You're raising the spectre of artificially nonfungible conditions, and ignoring power differentials between employers and employees, as well as game theory leading to non-optimal equilibria.
I don't understand what you mean when you say that I am "raising the spectre of artificially nonfungible conditions"; I described a possible situation, and asked whether you agreed that it was possible that non-compete bans could be 'anti-employee' per your definitions.
I agree that I am ignoring many things, as this is a limited discussion, and I am only addressing the impact of a law on a single employee, and its ethical ramifications.
First, you're moving goalposts (the initial question was about how or why noncompetes are anti-worker, anti-competitive, and/or anti-innovative), and doing so without acknowledging the point. Chalk it up to my own history of arguing on the intartubes, but I find that tedious and generally a Bad Sign of things to come.
Secondly: my second point answers my first.
Markets don't manifest in individual transactions, they manifest as the emergent behaviour of multiple transactions. As others have noted, setting bounds to what can be traded away has proven necessary, empirically, to avoid winding up in a highly non-optimal equilibrium point.

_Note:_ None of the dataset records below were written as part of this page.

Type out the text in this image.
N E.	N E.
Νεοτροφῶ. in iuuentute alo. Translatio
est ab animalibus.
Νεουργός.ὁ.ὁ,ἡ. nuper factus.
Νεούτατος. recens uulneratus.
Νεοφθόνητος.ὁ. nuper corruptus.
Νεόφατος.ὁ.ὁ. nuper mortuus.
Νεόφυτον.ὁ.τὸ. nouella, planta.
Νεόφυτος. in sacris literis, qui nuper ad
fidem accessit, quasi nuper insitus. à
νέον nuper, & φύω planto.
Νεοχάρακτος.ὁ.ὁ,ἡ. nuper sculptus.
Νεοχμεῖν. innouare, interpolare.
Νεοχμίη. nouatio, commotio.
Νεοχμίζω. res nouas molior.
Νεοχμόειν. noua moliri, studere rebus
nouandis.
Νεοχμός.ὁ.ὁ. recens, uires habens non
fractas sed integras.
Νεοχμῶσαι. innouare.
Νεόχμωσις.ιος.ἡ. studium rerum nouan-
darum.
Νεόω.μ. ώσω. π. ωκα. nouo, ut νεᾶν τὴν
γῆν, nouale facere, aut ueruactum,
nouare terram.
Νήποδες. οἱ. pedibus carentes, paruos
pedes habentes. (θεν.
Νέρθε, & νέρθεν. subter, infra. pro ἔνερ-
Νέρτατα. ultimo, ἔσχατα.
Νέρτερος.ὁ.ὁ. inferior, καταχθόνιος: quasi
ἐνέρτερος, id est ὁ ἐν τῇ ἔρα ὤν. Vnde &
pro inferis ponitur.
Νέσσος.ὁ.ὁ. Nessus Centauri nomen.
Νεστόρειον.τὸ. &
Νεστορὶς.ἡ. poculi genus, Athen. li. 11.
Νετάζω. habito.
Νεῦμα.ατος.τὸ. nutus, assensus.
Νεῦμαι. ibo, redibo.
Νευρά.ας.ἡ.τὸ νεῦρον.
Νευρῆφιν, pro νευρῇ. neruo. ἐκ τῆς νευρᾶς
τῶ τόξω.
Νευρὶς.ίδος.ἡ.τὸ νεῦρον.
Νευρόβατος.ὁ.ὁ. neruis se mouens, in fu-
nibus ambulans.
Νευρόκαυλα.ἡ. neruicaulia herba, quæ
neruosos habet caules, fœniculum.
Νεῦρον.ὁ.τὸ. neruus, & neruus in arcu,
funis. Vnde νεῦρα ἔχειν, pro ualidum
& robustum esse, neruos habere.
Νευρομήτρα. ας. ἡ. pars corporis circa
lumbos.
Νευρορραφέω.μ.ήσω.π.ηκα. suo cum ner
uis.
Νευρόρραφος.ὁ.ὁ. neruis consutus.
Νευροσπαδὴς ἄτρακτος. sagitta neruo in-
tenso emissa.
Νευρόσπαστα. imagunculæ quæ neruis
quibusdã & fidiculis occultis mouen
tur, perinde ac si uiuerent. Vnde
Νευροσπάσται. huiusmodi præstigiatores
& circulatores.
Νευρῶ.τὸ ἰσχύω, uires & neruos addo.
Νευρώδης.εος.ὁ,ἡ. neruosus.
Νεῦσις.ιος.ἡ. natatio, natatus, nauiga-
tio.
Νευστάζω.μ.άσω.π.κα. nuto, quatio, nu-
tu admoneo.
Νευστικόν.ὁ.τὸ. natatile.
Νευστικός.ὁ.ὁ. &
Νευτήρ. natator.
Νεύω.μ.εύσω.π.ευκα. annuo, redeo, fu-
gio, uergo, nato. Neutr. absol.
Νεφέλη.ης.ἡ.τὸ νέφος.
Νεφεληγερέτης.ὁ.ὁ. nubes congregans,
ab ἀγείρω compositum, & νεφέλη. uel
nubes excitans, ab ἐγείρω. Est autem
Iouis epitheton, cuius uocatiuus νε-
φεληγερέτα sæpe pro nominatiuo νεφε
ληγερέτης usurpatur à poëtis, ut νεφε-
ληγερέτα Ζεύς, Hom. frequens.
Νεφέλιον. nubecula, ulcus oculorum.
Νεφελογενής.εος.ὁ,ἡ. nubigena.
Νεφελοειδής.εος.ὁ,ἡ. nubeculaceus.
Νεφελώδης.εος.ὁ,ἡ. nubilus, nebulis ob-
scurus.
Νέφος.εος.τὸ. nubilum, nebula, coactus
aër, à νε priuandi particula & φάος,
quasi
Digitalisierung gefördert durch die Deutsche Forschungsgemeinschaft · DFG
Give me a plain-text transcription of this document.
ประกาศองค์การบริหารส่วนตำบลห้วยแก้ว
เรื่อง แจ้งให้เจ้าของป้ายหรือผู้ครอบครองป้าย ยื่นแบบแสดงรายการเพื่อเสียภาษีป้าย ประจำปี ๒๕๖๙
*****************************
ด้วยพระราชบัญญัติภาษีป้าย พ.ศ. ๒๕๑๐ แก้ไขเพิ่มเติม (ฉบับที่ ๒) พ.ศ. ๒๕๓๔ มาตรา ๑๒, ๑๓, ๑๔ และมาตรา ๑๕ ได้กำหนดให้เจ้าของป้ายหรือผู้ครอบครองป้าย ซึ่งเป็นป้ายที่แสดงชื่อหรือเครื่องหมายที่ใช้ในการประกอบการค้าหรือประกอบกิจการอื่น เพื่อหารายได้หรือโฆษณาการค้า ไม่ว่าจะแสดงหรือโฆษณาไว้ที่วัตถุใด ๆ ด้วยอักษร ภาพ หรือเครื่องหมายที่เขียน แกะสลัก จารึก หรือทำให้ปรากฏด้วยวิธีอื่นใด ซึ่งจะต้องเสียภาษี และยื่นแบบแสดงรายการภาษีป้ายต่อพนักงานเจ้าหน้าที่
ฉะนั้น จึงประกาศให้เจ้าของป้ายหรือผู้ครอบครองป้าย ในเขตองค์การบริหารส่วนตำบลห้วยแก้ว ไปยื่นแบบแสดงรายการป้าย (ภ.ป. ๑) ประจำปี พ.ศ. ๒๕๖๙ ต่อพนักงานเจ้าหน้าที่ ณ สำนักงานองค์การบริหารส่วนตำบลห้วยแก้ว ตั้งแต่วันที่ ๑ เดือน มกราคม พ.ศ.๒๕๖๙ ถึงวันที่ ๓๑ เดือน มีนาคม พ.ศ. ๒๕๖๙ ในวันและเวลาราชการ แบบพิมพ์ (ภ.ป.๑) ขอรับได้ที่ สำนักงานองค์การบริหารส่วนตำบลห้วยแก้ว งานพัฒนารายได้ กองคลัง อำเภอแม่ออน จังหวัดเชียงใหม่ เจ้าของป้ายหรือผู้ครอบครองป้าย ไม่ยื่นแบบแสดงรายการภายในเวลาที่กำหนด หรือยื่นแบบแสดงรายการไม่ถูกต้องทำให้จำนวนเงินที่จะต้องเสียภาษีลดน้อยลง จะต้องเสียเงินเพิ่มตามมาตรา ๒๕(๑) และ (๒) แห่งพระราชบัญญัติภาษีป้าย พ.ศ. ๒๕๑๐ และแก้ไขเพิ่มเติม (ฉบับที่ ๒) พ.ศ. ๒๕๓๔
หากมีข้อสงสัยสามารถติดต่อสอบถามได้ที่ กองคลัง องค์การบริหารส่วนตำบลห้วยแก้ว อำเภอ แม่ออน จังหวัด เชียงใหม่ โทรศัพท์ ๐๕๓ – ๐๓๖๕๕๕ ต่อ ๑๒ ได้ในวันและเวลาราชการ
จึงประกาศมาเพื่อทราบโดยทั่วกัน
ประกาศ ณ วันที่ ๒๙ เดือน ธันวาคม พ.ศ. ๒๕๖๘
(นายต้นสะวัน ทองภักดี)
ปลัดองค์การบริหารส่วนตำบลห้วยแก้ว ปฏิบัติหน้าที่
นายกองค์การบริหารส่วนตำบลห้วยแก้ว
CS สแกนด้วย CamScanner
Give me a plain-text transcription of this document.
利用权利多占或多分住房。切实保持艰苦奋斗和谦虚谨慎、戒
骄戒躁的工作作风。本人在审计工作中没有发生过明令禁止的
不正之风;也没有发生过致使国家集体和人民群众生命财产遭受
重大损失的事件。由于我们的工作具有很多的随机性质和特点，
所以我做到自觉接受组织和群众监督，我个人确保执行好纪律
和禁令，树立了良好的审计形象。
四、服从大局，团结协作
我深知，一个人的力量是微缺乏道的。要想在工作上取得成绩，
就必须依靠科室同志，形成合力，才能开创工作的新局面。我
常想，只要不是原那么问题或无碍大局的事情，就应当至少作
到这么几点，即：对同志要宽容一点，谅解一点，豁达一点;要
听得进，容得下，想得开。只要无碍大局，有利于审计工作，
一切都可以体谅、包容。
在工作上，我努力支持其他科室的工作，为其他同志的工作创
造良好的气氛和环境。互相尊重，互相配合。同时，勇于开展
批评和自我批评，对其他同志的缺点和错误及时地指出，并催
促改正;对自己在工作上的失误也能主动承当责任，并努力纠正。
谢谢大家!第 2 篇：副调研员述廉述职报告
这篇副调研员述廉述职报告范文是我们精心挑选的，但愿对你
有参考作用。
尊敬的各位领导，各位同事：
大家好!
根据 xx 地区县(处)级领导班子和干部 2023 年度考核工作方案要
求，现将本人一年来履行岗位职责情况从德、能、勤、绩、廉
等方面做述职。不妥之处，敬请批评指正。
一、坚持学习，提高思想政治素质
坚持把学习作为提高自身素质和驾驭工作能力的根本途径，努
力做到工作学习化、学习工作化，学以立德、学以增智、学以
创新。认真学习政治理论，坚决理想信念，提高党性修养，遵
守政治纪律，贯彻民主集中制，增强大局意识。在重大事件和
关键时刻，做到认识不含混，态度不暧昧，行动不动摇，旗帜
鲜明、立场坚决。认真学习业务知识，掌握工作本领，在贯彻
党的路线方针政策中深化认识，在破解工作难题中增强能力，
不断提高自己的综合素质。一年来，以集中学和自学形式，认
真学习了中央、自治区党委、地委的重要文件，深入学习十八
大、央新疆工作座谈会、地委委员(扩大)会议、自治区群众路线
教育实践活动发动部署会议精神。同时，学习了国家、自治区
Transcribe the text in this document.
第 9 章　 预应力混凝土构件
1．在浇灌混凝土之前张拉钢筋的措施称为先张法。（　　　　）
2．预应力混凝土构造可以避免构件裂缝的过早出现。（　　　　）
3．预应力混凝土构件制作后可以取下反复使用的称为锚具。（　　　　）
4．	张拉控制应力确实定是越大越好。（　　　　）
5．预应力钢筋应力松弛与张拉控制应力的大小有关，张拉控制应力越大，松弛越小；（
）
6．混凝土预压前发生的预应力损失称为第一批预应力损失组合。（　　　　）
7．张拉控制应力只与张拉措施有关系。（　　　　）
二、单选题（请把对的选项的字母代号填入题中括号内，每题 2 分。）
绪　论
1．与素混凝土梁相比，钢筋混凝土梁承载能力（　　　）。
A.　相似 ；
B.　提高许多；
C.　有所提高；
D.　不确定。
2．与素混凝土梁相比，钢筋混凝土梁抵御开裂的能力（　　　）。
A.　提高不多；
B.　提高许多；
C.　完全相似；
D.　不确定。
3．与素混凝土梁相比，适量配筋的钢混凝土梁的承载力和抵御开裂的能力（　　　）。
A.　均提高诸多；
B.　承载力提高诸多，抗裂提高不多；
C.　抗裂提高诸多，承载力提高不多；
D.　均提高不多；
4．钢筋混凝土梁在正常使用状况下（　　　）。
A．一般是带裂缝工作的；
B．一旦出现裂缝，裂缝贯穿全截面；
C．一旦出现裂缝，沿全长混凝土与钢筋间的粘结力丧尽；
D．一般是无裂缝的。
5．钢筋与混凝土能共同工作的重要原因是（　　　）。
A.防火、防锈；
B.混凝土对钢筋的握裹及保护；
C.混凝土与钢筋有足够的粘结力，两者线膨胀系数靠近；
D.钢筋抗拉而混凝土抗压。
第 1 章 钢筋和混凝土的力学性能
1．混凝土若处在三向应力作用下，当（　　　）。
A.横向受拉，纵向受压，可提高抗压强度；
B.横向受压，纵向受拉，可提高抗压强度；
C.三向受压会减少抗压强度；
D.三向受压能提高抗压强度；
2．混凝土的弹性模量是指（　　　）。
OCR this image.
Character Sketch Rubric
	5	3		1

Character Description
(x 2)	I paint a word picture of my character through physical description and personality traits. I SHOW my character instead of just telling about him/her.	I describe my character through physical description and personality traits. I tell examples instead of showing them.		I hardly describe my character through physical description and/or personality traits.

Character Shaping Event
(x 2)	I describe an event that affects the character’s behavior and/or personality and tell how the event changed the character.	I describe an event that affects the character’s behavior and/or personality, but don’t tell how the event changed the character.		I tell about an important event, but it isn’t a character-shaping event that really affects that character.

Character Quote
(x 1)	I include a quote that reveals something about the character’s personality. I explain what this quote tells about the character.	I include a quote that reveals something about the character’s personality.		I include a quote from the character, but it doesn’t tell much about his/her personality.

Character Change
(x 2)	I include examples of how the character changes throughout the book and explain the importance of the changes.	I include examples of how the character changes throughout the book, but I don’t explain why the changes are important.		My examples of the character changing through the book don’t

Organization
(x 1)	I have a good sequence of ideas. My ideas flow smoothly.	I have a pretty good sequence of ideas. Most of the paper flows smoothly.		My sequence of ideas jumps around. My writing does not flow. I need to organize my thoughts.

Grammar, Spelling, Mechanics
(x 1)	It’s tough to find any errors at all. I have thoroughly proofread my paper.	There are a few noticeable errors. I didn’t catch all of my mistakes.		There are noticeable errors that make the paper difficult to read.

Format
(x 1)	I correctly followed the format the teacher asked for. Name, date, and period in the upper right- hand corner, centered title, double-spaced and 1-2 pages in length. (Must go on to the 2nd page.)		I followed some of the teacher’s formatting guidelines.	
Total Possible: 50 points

If you're interested in ethical ramifications, I recommend two excellent works on the topic: A Theory of Moral Sentiments and An Inquiry into the Nature and Causes of the Wealth of Nations.
Even that treatment is unsatisfactory as it neglects considerations of short-term vs. long-term trade-offs.
Your example is contrived in that it essentially poses a Sophie's Choice: give up condition of long-term viability A or because of my superior position in establishing and enforcing terms, give up condition of long-term viability B.
The optimum condition would be for no artificial constraint on A or B imposed by the employer.
Its possible in theory for employers to offer additional pay to work in conditions wherein the employee will be slowly poisoned where such additional pay is cheaper than proper safety equipment. Its even possible that the employer will find people dumb/ignorant enough to take this it doesn't mean its reasonable economically for the society to allow this sort of transaction.
Your earlier scenario made no sense as their would be no reason to suspect that the 2 employers respective pay and conditions were related you have just presented it as such. Imagine the law were changed tomorrow? Would the high paying non compete using employer suddenly start paying smaller wages? Would they have any employees tomorrow if they did? A freer labor market would be MORE competitive not less there is no reason to suspect that they wouldn't have to pay more not less to retain the same talent.
1) No non-compete, long hours, and low salary
2) Non-compete agreement, short and flexible hours, and high salary
If this is a possible scenario, would the ban on non-competes be anti-worker?